Will U.S. Elections Impact The Gold Rally?

Will U.S. Elections Impact The Gold Rally?

Gold prices have soared this…

Mad Hedge Fund Trader

Mad Hedge Fund Trader

John Thomas, The Mad Hedge Fund Trader is one of today's most successful Hedge Fund Managers and a 40 year veteran of the financial markets.…

More Info

Premium Content

The Long View on Emerging Markets

I managed to catch a few comments on TV yesterday in the distinct northern accent of Jim O’Neil, the fabled analyst who invented the “BRIC” term, and who has been kicked upstairs to the chairman’s seat at Goldman Sachs International (GS) in London.

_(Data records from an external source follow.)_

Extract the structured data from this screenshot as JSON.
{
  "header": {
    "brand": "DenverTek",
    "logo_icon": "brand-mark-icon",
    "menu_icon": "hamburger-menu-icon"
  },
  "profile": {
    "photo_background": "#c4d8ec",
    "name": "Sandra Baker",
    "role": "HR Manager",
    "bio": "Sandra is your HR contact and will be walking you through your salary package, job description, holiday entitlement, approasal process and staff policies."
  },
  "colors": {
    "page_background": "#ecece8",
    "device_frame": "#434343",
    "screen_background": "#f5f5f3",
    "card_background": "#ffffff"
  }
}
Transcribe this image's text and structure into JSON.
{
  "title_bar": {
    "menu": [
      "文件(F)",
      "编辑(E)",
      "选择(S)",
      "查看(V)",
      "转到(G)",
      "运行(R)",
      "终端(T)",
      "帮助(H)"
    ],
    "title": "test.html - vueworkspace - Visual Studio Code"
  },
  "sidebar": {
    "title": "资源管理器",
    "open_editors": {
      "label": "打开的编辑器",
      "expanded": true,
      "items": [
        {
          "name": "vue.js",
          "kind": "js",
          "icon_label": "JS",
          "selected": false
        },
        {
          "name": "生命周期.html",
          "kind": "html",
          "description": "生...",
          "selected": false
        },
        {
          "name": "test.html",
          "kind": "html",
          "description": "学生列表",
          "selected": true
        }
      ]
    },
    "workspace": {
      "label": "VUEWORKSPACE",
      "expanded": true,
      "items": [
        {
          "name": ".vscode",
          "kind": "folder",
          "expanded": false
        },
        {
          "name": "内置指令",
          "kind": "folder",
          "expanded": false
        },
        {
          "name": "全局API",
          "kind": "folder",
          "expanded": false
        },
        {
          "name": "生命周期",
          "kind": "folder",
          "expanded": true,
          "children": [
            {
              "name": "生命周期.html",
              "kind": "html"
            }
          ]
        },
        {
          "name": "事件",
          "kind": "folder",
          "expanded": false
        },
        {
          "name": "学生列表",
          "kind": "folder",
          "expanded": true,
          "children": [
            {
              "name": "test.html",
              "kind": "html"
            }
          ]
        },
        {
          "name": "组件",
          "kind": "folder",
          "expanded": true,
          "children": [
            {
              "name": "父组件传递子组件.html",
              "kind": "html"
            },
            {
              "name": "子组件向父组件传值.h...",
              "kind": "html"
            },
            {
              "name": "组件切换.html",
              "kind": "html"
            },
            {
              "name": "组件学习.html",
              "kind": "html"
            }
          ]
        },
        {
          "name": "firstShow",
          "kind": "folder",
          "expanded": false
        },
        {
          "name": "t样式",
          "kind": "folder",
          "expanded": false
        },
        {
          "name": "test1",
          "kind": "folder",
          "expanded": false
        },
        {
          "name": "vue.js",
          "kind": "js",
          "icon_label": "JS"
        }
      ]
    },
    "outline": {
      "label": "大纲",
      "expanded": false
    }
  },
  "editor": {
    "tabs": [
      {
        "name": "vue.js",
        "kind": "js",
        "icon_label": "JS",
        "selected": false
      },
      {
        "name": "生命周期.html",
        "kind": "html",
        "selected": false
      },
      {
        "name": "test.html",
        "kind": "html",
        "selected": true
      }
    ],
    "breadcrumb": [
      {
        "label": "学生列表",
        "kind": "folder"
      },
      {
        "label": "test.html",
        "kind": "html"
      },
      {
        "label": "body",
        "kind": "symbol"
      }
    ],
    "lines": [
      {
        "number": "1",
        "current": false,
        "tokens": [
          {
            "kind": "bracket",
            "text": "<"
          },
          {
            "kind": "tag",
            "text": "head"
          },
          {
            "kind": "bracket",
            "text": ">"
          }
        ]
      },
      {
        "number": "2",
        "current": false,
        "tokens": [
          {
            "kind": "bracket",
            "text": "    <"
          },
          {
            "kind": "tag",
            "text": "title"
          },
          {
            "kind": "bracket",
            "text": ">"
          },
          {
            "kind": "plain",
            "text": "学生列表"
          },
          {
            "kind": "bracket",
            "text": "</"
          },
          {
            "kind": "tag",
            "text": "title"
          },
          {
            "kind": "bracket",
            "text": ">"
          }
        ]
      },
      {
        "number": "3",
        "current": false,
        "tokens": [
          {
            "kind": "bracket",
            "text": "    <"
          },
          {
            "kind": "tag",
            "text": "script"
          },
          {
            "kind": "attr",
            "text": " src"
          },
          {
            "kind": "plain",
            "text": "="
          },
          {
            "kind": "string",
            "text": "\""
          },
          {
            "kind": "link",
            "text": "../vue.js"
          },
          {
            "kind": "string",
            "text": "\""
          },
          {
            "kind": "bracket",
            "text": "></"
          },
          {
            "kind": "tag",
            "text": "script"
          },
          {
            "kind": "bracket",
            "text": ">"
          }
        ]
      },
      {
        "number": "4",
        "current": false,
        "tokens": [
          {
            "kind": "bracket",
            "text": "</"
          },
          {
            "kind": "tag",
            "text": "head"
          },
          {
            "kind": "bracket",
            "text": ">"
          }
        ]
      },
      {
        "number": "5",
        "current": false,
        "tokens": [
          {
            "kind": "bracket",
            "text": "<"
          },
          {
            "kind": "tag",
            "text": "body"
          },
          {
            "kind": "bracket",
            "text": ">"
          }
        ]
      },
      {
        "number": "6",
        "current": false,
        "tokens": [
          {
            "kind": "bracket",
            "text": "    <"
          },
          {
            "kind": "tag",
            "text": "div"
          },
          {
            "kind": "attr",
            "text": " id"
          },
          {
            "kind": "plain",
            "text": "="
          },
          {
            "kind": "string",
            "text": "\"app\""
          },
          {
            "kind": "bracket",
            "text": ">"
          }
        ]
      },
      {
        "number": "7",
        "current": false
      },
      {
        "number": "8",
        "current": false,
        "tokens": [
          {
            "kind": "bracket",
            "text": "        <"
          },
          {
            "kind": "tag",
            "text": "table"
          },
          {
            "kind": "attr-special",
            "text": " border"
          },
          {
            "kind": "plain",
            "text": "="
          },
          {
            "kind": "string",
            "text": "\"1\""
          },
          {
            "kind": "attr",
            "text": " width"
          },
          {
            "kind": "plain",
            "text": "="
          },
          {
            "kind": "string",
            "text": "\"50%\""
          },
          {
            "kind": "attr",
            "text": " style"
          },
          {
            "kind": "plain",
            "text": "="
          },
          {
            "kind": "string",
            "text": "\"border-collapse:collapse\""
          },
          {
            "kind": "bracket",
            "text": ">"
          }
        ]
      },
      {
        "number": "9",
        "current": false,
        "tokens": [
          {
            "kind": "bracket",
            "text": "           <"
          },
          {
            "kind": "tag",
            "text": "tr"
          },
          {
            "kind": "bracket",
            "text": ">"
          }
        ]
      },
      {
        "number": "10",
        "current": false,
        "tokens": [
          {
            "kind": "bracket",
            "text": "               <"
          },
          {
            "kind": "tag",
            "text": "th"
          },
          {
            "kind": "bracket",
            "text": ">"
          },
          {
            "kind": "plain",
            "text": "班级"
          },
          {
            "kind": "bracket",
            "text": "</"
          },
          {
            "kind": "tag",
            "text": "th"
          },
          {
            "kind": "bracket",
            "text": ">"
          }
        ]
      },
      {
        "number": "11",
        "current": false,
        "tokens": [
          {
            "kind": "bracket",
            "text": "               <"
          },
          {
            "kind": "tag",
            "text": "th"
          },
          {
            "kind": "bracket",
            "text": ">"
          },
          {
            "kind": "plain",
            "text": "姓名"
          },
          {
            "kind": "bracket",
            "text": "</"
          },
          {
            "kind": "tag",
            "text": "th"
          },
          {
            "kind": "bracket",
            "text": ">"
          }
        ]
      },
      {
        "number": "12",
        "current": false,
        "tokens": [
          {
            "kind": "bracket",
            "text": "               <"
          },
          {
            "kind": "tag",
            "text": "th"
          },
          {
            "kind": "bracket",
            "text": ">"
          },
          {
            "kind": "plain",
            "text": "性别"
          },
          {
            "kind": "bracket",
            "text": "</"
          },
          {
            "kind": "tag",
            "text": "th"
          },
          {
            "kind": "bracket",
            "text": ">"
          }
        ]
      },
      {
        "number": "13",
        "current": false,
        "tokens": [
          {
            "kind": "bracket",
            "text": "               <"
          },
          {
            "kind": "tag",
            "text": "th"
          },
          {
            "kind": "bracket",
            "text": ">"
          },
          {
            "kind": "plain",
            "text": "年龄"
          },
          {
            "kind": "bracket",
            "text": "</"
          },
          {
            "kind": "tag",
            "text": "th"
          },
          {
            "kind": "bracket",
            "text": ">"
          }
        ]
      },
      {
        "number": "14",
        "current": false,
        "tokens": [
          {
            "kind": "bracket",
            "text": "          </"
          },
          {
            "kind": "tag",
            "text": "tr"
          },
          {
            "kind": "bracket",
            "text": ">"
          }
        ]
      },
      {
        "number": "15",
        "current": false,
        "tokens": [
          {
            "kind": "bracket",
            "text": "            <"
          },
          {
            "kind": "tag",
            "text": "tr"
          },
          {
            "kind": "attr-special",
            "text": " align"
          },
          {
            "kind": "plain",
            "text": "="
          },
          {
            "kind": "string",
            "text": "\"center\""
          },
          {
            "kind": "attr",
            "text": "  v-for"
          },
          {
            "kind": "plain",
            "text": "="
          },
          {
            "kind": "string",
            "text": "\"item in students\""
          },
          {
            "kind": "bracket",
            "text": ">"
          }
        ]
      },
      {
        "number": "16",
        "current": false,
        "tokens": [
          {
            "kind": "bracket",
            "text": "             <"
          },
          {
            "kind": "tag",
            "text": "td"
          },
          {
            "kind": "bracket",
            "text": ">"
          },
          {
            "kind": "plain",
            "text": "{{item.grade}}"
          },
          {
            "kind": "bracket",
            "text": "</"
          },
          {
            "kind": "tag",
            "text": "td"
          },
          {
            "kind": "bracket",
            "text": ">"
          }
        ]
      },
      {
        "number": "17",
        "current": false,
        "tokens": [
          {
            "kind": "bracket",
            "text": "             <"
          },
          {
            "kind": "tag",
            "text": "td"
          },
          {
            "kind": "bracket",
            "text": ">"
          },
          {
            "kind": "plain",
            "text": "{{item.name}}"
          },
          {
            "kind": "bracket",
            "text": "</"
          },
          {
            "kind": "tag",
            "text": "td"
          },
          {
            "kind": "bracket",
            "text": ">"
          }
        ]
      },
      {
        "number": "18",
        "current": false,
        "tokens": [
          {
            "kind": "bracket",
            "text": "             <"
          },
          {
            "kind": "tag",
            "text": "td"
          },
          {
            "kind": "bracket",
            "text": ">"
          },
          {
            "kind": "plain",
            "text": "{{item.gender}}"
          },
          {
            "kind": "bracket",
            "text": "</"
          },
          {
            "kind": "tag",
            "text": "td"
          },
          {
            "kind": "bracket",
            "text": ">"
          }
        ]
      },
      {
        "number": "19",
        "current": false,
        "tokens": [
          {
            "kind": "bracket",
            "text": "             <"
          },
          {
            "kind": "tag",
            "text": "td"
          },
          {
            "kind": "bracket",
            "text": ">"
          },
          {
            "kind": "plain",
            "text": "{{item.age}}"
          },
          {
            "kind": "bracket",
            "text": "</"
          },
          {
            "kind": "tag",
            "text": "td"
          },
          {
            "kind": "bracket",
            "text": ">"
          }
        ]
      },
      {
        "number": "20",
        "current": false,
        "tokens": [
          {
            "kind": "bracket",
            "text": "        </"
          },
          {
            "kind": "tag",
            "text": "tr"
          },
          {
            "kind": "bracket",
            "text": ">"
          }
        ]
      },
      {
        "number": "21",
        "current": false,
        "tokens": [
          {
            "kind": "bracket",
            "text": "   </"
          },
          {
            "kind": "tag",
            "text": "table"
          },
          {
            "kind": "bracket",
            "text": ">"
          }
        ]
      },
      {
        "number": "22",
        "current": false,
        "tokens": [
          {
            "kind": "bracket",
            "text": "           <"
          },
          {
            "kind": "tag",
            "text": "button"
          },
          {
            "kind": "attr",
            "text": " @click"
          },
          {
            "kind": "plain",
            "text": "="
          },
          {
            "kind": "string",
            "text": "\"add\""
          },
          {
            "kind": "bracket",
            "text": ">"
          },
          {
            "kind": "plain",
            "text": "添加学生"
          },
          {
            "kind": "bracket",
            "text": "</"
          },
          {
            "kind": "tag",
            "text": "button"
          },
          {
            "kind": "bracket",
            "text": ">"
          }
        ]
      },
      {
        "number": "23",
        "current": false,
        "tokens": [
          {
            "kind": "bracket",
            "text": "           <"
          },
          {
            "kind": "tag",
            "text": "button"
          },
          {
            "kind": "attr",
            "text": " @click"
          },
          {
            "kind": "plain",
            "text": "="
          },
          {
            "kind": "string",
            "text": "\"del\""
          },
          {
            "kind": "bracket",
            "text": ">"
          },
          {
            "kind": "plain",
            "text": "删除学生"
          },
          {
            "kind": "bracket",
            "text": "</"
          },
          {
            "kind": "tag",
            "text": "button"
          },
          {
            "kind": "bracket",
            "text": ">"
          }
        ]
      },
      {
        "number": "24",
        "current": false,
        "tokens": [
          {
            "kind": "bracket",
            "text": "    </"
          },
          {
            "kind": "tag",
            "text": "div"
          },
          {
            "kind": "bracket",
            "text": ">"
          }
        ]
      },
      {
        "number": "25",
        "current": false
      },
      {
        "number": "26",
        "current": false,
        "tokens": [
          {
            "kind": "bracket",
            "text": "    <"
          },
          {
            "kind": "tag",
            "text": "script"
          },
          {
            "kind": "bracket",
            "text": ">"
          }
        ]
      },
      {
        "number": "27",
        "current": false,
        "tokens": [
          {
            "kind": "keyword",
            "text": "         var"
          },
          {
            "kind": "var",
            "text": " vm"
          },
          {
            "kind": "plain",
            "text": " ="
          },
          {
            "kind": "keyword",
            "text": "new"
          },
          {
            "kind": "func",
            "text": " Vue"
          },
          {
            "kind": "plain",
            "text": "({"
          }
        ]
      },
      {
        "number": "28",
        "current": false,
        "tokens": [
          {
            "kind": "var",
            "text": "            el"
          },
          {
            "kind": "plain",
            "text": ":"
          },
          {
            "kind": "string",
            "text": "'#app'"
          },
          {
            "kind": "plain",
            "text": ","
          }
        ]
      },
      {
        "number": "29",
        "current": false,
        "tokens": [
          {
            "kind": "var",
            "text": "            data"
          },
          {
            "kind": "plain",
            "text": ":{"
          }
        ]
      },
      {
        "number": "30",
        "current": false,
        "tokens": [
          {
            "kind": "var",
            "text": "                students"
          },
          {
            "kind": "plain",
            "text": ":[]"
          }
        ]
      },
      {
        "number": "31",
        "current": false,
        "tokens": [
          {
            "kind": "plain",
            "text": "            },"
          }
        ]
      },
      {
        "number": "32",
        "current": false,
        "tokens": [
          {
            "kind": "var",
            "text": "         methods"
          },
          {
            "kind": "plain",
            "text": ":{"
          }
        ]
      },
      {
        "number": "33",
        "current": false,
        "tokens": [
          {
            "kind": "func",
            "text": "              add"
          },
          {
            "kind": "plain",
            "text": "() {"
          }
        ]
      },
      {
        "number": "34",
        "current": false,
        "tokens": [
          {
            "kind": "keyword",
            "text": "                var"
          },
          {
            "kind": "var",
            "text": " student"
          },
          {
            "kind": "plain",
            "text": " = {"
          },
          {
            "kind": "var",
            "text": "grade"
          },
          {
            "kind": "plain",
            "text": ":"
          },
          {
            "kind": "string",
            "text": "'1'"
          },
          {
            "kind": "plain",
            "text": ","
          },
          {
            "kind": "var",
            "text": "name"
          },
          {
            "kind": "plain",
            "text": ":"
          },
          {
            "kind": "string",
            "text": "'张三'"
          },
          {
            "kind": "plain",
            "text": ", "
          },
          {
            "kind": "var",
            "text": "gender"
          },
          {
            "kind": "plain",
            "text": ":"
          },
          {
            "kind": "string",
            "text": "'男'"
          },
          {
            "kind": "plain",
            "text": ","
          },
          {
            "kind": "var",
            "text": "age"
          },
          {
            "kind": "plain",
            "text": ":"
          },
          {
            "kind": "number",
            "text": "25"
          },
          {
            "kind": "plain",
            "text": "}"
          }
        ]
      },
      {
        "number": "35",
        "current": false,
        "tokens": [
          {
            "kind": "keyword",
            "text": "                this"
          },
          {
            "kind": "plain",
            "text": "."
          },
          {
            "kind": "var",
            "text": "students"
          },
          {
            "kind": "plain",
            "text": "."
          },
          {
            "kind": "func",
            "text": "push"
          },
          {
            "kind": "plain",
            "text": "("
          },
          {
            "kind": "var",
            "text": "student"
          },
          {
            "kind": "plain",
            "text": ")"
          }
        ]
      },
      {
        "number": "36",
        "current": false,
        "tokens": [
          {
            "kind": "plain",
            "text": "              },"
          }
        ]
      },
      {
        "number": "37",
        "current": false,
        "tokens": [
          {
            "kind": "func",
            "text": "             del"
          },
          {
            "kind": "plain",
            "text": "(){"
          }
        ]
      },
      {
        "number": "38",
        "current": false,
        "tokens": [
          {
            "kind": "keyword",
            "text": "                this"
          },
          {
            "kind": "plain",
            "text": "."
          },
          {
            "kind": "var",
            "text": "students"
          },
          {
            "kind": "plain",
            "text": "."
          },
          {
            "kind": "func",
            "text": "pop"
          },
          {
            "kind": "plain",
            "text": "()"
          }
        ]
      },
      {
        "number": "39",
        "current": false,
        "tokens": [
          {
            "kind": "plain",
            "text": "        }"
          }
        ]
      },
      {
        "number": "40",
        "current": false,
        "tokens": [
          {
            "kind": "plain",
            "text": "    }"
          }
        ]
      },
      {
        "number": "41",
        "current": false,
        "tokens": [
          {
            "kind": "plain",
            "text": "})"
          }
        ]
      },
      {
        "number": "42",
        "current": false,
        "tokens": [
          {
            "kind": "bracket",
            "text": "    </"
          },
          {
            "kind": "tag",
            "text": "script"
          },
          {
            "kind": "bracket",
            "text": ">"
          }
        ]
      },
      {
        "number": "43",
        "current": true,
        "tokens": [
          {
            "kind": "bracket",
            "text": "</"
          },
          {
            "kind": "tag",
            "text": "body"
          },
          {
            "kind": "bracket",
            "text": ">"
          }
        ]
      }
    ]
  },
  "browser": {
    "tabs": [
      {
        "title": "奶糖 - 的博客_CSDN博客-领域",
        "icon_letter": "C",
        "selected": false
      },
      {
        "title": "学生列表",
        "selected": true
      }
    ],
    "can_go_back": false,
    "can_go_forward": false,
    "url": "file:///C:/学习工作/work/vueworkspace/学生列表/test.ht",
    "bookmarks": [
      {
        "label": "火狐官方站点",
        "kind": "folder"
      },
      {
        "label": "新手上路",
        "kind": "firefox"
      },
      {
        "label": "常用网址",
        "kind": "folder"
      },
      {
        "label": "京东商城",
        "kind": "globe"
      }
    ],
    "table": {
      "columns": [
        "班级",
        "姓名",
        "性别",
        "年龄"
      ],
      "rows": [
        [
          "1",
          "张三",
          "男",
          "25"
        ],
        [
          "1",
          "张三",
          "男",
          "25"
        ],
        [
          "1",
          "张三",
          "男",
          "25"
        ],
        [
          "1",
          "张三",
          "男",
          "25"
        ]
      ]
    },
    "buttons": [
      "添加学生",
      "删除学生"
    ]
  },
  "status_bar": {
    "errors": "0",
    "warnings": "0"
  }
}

Jim thinks that it is still the early days for the space, and that these countries have another ten years of high growth ahead of them. As I have been pushing emerging markets since the inception of this letter, this is music to my ears. By 2018 the combined GDP of the BRIC’s, Brazil (EWZ), Russia (RSX), India (PIN), and China (FXI), will match that of the US. China alone will reach two thirds of the American figure for gross domestic product. All that requires is for China to maintain a virile 8% annual growth rate for eight more years, while the US plods along at an arthritic 2% rate.

“BRIC” almost became the “RIC” when O’Neil was formulating his strategy a decade ago. Conservative Brazilian businessmen were convinced that the new elected Luiz Inácio Lula da Silva would wreck the country with his socialist ways. He ignored them and Brazil became the top performing market of the G-20 since 2000. An independent central bank that adopted a strategy of inflation targeting was transformative.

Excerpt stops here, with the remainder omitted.